Oltre ai geni BRCA1 e BRCA2, c'è una nuova spia che consente di individuare le donne con maggior rischio di sviluppare il tumore al seno. Si tratta del gene PALB2 che, se mutato, può aumentare le probabilità di sviluppare un carcinoma della mammella fino a otto-nove volte rispetto alla popolazione che non porta tale mutazione. È quanto chiarisce uno studio internazionale a cui hanno partecipato ricercatori sostenuti da AIRC e i cui risultati sono stati pubblicati sull'importante New England Journal of Medicine.
Da diversi anni le mutazioni dei geni BRCA1 e BRCA2 sono impiegate come indicatori di rischio per l'insorgenza del tumore della mammella oltre che dell'ovaio. Ma la ricerca aveva osservato che anche le portatrici di varianti del gene PALB2 potevano essere più predisposte a sviluppare la malattia.
«Il nostro lavoro ha quantificato l' aumento del rischio», spiega Paolo Radice, direttore dell'Unità di "Medicina predittiva: Basi molecolari del rischio genetico e test genetici" dell'Istituto nazionale tumori di Milano.
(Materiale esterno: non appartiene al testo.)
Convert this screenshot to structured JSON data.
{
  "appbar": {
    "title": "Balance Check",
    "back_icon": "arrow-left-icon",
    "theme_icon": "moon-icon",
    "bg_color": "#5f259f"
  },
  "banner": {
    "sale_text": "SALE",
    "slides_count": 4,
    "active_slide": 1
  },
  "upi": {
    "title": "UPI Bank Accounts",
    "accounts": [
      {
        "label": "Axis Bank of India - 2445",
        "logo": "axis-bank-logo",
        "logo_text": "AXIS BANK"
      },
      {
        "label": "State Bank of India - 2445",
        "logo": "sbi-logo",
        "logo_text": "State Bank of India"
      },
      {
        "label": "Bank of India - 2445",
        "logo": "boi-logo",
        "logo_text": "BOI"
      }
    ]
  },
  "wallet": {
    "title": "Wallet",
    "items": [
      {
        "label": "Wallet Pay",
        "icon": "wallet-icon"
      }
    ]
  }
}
Lo studio ha analizzato i dati di 154 famiglie con mutazioni del gene PALB2, un gene importante per i processi di riparazione del DNA che contrastano la formazione dei tumori. I nuclei familiari, identificati da 14 gruppi di ricerca in otto Paesi, non erano portatori di mutazioni dei geni BRCA1 e BRCA2 e aver registrato al proprio interno almeno un caso di tumore al seno in un soggetto portatore di una mutazione "inattivante" di PALB2.
«Attraverso l'osservazione di queste famiglie abbiamo potuto calcolare il rischio relativo, ovvero rispetto alla popolazione generale, associato alla presenza di mutazioni in PALB2 e verificare che questo cambia nelle diverse fasce d'età» prosegue Radice. «Se c'è la mutazione, sotto i 40 anni il rischio relativo è di otto-nove volte maggiore rispetto al resto della popolazione e di sei-otto voltre tra i 40 ed i 60 anni. Oltre questa età il rischio scende, ma è pur sempre cinque volte superiore a quello della popolazione generale».
«Va precisato comunque che queste mutazioni si trovano solo in una piccola percentuale di donne a rischio e la loro presenza non equivale alla certezza di ammalarsi» conclude Paolo Peterlongo, dell'IFOM di Milano, coordinatore del contributo italiano alla ricerca: «La mutazione indica solo un rischio aumentato a fronte del quale possono essere considerati interventi che vanno da un monitoraggio attento e continuo volto alla diagnosi precoce, alla farmacoprevenzione (ancora in fase di sperimentazione) fino alla mastectomia bilaterale profilattica, cioè l'intervento diventato noto alla maggioranza dell'opinione pubblica, dopo che vi si è sottoposta Angelina Jolie».